Но такой образ не устраивал «политиков», пришедших позже, — им нужен был образ не «славного чечена», а «злого чечена», что и находим у М.Ю. Лермонтова. По оценке ГИ. Гилипсона: «доставили русской литературе несколько «блестящих» страниц Лермонтова, но «успеху общего дела не помогли», а «успех» ожидали в 1840-ом под Гехами. Классик русской литературы, поднимая дух убийц чеченского народа, принимал участие в карательной экспедиции генерала Галафеева, любуясь истреблением народа:
Мы любовалися на них,
Без кровожадного волненья,
Как на трагический балет…»
(Поэма «Валерик»)
Ладно, с чеченцами, а как же быть с чувством сострадания к своему русскому народу:
Стояли усачи седые…
И тихо плакали… потом
Его останки боевые
Накрыли бережно плащом.
И понесли. Тоской томимый
Им вслед смотрел я недвижимый.
Меж тем, товарищей, друзей
Со вздохом возле называли;
Но не нашел в душе моей
Я сожаленья, ни печали».
Вернемся под Гехи, где на всю катушку шла прорубка второй просеки, а при первой (1818 г.), точнее будет сказано порубки народа от Гойт до Ассы, из 90 аулов и хуторов осталось лишь 3. В окрестностях Гехов и Валерика много памятных мест после сражения, братских могил.
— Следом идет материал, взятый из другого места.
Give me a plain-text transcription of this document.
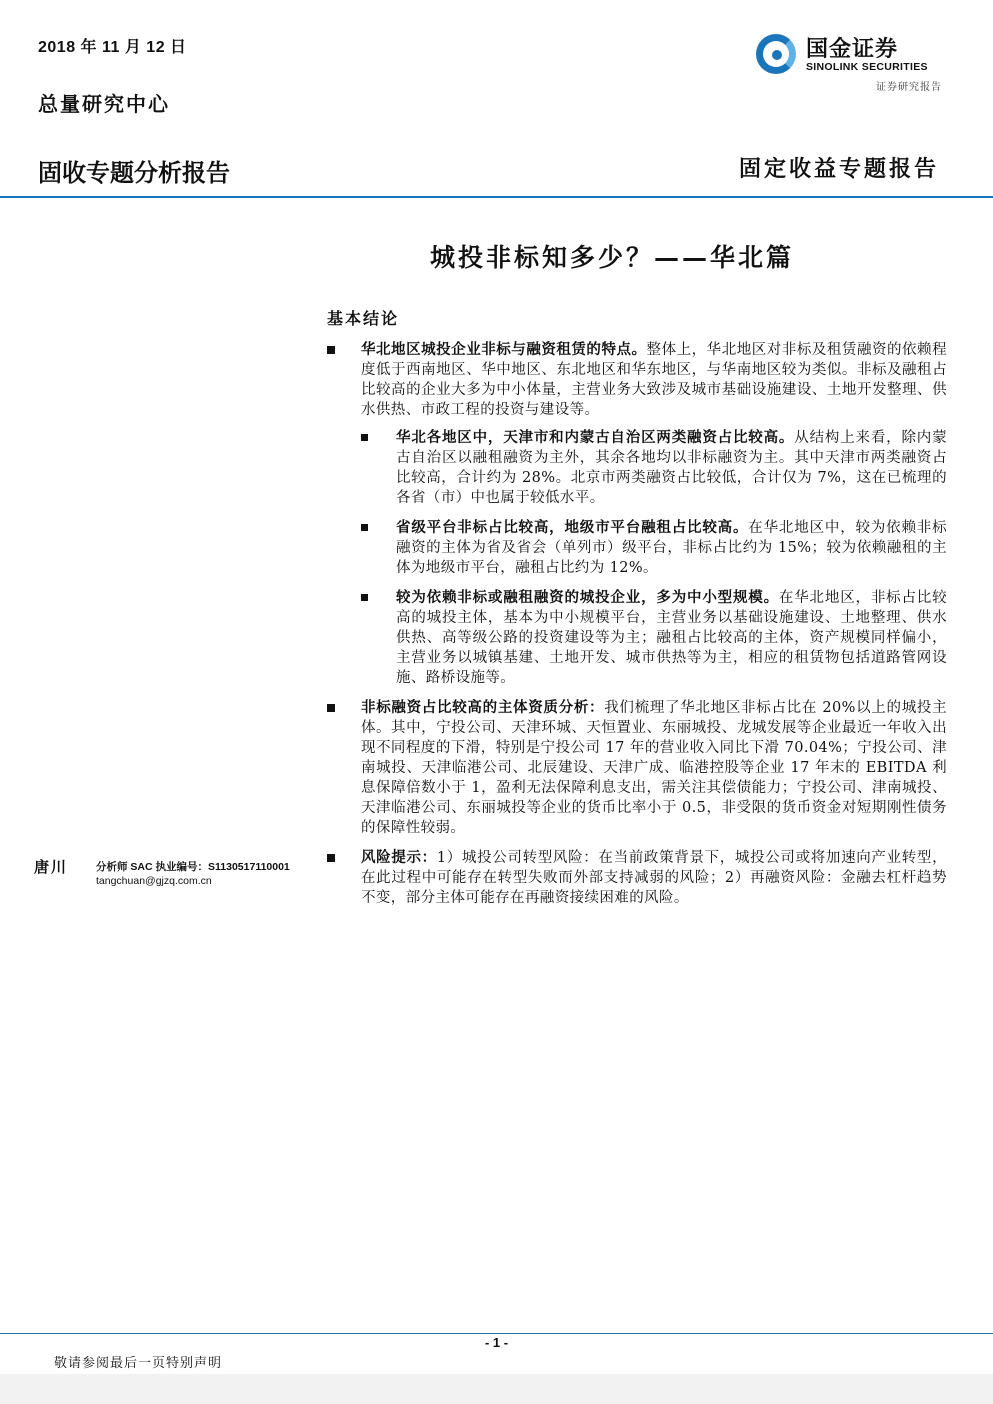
2018 年 11 月 12 日
总量研究中心
国金证券
SINOLINK SECURITIES
证券研究报告
固收专题分析报告	固定收益专题报告
城投非标知多少？——华北篇
基本结论
华北地区城投企业非标与融资租赁的特点。整体上，华北地区对非标及租赁融资的依赖程度低于西南地区、华中地区、东北地区和华东地区，与华南地区较为类似。非标及融租占比较高的企业大多为中小体量，主营业务大致涉及城市基础设施建设、土地开发整理、供水供热、市政工程的投资与建设等。
华北各地区中，天津市和内蒙古自治区两类融资占比较高。从结构上来看，除内蒙古自治区以融租融资为主外，其余各地均以非标融资为主。其中天津市两类融资占比较高，合计约为 28%。北京市两类融资占比较低，合计仅为 7%，这在已梳理的各省（市）中也属于较低水平。
省级平台非标占比较高，地级市平台融租占比较高。在华北地区中，较为依赖非标融资的主体为省及省会（单列市）级平台，非标占比约为 15%；较为依赖融租的主体为地级市平台，融租占比约为 12%。
较为依赖非标或融租融资的城投企业，多为中小型规模。在华北地区，非标占比较高的城投主体，基本为中小规模平台，主营业务以基础设施建设、土地整理、供水供热、高等级公路的投资建设等为主；融租占比较高的主体，资产规模同样偏小，主营业务以城镇基建、土地开发、城市供热等为主，相应的租赁物包括道路管网设施、路桥设施等。
非标融资占比较高的主体资质分析：我们梳理了华北地区非标占比在 20%以上的城投主体。其中，宁投公司、天津环城、天恒置业、东丽城投、龙城发展等企业最近一年收入出现不同程度的下滑，特别是宁投公司 17 年的营业收入同比下滑 70.04%；宁投公司、津南城投、天津临港公司、北辰建设、天津广成、临港控股等企业 17 年末的 EBITDA 利息保障倍数小于 1，盈利无法保障利息支出，需关注其偿债能力；宁投公司、津南城投、天津临港公司、东丽城投等企业的货币比率小于 0.5，非受限的货币资金对短期刚性债务的保障性较弱。
风险提示：1）城投公司转型风险：在当前政策背景下，城投公司或将加速向产业转型，在此过程中可能存在转型失败而外部支持减弱的风险；2）再融资风险：金融去杠杆趋势不变，部分主体可能存在再融资接续困难的风险。
唐川	分析师 SAC 执业编号：S1130517110001
tangchuan@gjzq.com.cn
- 1 -
敬请参阅最后一页特别声明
Лермонтов, по свидетельству чеченца, участника сражения К.Х. Мамацева, едва начался штурм, бросив орудие, верхом на белом коне, исчез за завалами… (М.Ю. Лермонтов т. 1, стр. 689). Отсюда можем сделать вывод: у поэта были свои интересы на войне, — ему необходимо было создать для истории образ врага «злого чечена» и этим перекрыть образ карателя, покорителя, убийцы народа, затмить важность национально-освободительной войны, думая:
Я думал: жалкий человек.
Чего он хочет!., небо ясно,
Под небом места много всем,
Но беспрестанно и напрасно
Один враждует он. Зачем?»
Россия войной насаждала свою «культуру», которая кроме «водки и разложения личности» ничего не могла дать взамен, а народ чеченский свою свободу ценит больше чем жизнь и чьим девизом «Свобода или смерть» сказано все, и добавить нечего… Но обещанный бой состоялся:
Нам был обещан бой жестокий,
Из гор Ичкерии далекой…
Уже в Чечню на бранный зов,
Толпы стекались удальцов»…
А за удальцами шла постоянная охота, и возглавлял ее сам Лермонтов «для успеха общего дела», и при первой возможности «сеятели добра и культуры» отрезали головы чеченцев и ставили на частокол в зоне укрепления, или были походные виселицы, где на всем пути сопровождали «изобретателя» Ермолова: «…наступив ногой на спину тела, с двух ударов отсек голову… и откатил ее ногою… Как охотник над убитым зверем, собрались над телами Хаджи-Мурата и его людей… и весело разговаривая, торжествовали свою победу…»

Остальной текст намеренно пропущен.